1983 yılında 2827 sayılı Kanun ile getirilen yeni düzenlemeler derhal 765 sayılı Türk Ceza Kanunu’nda yerini almış ve kadının rızası öne çıkarılarak on haftaya kadar rahim tahliyesi yasal hale gelmiştir. Bu anlayış 2005 yılında kabul edilen ve halen yürürlükte olan 5237 sayılı Türk Ceza Kanunu’nda da (Madde 99) korunmuştur. Anne isteğine bağlı küretajın geçmişte yasa ile kısıtlanması nedeni ile hayatını kaybeden annelerin durumunu günümüzde yorumlamak ne kadar güç ise, yarın da bugünkü düşüncelerle, özerkliğe saygı ilkesi açısından  örnek olarak; anne istemli sezaryene engel olmayı anlamak, o kadar güç olacaktır. 

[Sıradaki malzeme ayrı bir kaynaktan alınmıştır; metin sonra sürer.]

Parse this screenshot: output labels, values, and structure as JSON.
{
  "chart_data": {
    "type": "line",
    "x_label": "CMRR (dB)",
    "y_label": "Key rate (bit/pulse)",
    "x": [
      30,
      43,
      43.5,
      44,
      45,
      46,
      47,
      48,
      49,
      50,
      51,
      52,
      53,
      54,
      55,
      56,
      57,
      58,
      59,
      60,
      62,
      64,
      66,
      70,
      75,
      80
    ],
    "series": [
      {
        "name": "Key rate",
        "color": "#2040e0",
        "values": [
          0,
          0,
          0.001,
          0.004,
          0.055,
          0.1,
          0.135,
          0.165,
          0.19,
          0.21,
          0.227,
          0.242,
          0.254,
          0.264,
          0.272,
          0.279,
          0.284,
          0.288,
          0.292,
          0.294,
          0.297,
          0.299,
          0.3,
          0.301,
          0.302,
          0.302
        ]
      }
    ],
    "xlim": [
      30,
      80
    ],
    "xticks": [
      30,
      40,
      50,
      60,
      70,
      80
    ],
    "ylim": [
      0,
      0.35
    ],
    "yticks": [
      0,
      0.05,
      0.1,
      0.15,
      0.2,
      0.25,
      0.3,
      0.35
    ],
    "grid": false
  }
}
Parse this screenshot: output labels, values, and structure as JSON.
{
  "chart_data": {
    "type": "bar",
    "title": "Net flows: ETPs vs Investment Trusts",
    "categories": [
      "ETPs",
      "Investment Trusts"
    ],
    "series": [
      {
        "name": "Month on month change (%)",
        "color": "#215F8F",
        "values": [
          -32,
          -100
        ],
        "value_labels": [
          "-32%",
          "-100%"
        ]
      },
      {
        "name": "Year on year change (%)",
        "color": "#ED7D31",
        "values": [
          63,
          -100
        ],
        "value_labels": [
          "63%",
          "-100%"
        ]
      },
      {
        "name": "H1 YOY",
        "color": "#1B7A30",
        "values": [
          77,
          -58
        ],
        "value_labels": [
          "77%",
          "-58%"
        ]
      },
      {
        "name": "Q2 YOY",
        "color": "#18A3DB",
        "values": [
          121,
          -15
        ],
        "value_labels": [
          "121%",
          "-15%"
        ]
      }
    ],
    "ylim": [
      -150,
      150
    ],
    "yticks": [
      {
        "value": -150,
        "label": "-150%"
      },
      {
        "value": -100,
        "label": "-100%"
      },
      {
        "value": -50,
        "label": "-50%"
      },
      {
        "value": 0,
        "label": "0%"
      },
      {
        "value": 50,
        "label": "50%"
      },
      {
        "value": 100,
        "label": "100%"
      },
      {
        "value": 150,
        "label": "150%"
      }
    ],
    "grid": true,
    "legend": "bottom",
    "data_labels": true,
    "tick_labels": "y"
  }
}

Yukarıda belirtilen nedenlerle; temel hakların ve ödevlerin çerçevesini çizen temel norm niteliğindeki yeni bir anayasa hazırlanma sürecinde başta İnsan Hakları ve Biyotıp Sözleşmesi olmak üzere uluslar arası nitelikteki tıbbi hukuki metinler gözden geçirilerek yaşama hakkının kalitesini ortaya koyan “Sağlık Hakkı”nın “Yaşam Hakkı”ndan ve “İşkence Yasağı”ndan ayrı bir maddede ele alınması daha anlamlı olacaktır. Maddede sağlık ve hasta kavramı mutlaka belirtilerek hastanın yasalara ve etik ilkelere aykırı olmamak üzere bilgilendirmenin usule uygun olarak yapılması sonucu özerkliğe saygı ilkesi gereğince tıbbi müdahale ile ilgili tercihlerine saygı gösterilmesi vurgulanmalı, hekim ve hasta arasındaki  vekalet sözleşmesinin esasını oluşturan güven unsurunu ortaya koyan bir düzenlemeye gidilmelidir.